Auf See wurde die Aud von einem anderen englischen Schiff entdeckt. Dieses nahm auch Kontakt mit dem ersten Schiff auf, das die Aud stark alkoholisiert verlassen hatte, und in der allgemeinen Verwirrung konnte die Aud in Richtung Südwesten entkommen. Vorerst. Am Abend wurden sie entdeckt und nach Queenstown (heute Cobh) eskortiert. In der Hafeneinfahrt legte die Mannschaft Sprengladungen und verließ das Schiff.

Später erfuhr Berlin davon und erkannte erst jetzt, dass kein U-Boot die Meldungen aufgefangen hatte. Man entschied sich, die Sache zu begraben und in der Presse herunterzuspielen.

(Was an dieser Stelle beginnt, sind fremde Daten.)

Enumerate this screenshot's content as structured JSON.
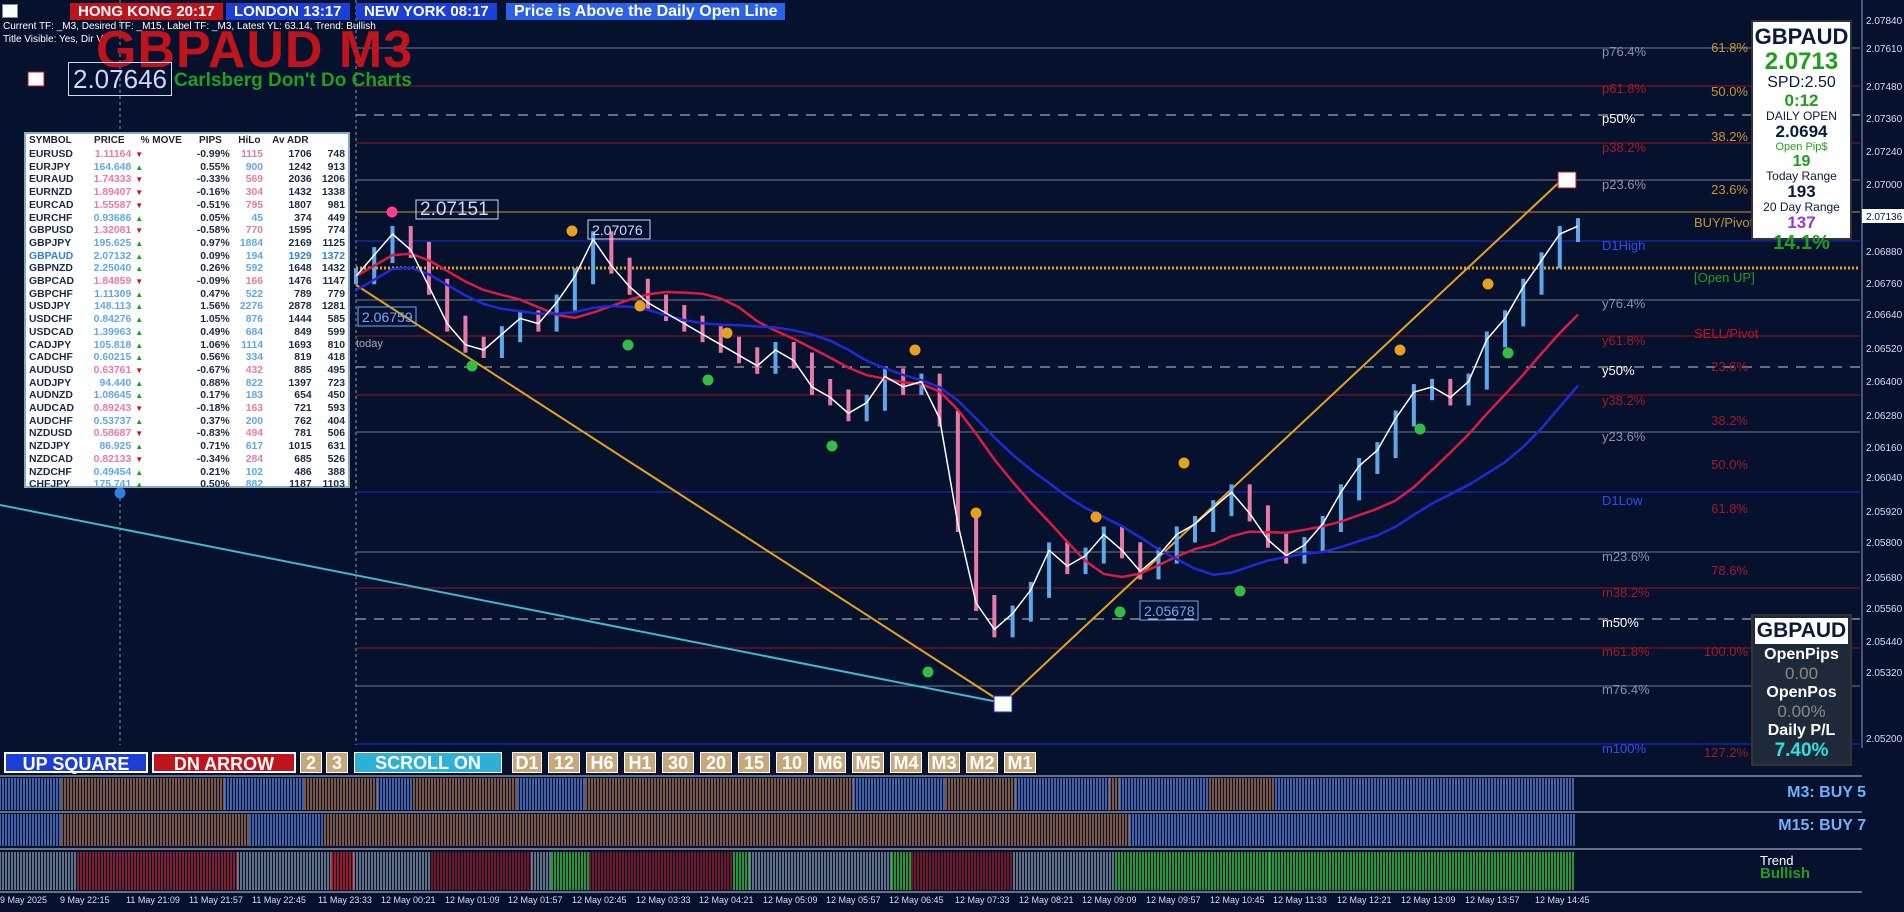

Casement wurde nach Dublin gebracht und von dort zum Scotland Yard nach London. Im Gefängnis versuchte er mehrmals, sich das Leben zu nehmen. Er wurde verurteilt und am 3. August 1916 in London gehängt.

Am 23. Februar 1965 wurden seine Überreste nach Irland zurückgebracht, wo er ein großes Begräbnis bekam. Der 82-jährige Eamon De Valera hielt die Grabrede.